Red Shift Virtualization Drivers
November 6th, 2007 by Lou
Vladis’s Blog has just posted an entry on good and bad reasons to virtualize titled “Virtualisation, comfortable or tight trousers“. I’d like to elaborate on the subject a bit.
Vladis mentions several important drivers supported by measurable, direct IT operational cost reductions, typically enabled by:
- More efficient use of the existing server footprint through higher utilization,
- More efficient operations through reduction in the number of physical servers,
- Peak utilization of a large number of servers is low, and
- Reduction in power and space consumption.
The blog rightly recommends sticking to a “by the numbers” approach to determining suitability of your situation for virtualization, and also mentions the tools we have for helping customers with consolidation and virtualization planning. In fact, I happen to work for a customer facing group in Sun that focuses on this topic. We use these tools for customers on a daily basis.
Although “below the line” kinds of IT cost initiatives are typical, they are not the only good reason for what I prefer to call optimization. Why optimization? Because optimizing for direct IT cost metrics is a subset of the overall discipline of optimization, and a business may actually have other things it considers in the optimization equation.
Agility
Business concerns outside of IT may have strong impacts on optimization initiatives. The most prevalent drivers in this area revolve around needs to increase IT agility and capability to quickly meet business demands.
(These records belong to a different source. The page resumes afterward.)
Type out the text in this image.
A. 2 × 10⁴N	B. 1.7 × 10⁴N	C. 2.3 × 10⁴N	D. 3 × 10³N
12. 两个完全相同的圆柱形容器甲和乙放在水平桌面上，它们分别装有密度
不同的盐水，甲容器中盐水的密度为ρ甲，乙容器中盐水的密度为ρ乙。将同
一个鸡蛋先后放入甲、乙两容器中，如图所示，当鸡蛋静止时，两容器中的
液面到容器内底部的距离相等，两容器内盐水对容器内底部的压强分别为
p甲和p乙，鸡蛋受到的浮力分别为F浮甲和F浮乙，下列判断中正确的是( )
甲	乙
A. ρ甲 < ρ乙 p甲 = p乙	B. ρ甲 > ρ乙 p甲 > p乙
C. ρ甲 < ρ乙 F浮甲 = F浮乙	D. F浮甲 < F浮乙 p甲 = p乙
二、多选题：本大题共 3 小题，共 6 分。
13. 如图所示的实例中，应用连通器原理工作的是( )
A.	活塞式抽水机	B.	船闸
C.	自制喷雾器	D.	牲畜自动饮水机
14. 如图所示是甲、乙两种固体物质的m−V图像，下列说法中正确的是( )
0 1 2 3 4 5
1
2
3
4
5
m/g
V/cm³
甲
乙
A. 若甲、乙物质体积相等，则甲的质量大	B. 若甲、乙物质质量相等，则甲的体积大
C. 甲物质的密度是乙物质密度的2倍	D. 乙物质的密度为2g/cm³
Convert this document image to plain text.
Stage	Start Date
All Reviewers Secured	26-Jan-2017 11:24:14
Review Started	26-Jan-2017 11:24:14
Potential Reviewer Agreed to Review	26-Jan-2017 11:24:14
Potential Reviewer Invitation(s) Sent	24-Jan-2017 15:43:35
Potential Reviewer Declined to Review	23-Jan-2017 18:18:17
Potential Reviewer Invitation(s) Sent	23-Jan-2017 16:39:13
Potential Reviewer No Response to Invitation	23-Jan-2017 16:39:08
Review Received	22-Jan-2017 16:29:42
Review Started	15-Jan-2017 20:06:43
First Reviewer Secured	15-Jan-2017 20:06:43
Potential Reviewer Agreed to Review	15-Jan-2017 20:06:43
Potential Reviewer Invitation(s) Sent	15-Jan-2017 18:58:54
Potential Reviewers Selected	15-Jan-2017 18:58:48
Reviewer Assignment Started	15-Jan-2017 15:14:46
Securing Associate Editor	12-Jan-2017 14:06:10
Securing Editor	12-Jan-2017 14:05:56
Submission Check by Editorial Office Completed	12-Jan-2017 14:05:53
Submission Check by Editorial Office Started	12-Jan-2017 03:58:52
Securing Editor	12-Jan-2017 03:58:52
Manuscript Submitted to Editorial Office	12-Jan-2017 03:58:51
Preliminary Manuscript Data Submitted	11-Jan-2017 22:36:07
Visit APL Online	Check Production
The typical virtualization scenario here is the ability to deploy applications with configuration versus procurement; deploying a new application does not necessarily cause IT to go procure hardware, generally at least lowering the time to deploy new applications.
Strategic Advantage
Businesses that are able to lower barriers and costs to automate will create greater internal demand for new IT services. Businesses that operate with higher business capabilities derived from automation disadvantage their competition. This is a Red Shift thinking: IT is a competitive weapon.
Above the Line Thinking
The real ability of IT to accomplish these sorts of optimizations has a lot more to do with IT understanding their customers than technology, and some of the business process related issues can be somewhat stickier. IT departments that are structured entirely as cost centers are particularly disadvantaged: how does an IT department, constructed as a cost center, go about developing their department as a “business within a business” to better serve customer demand?
Being wildly successful with this sort of optimization requires more than bright ideas, it requires reconstructing the IT organization, IT thinking, and the IT financial model to support the effort and the revised thinking.
Nonetheless, success on the revenue side of the business equation starts simply. We, as IT professionals, need to stop looking at our feet. A lot of good flows from a little opportunity exploration, and in many cases, a simple by the numbers approach from the revenue side of the equation can quickly move mountains. Take a walk on the wild side, the Red Shift side, the making money side of the equation. Making the company money is a good and righteous lever.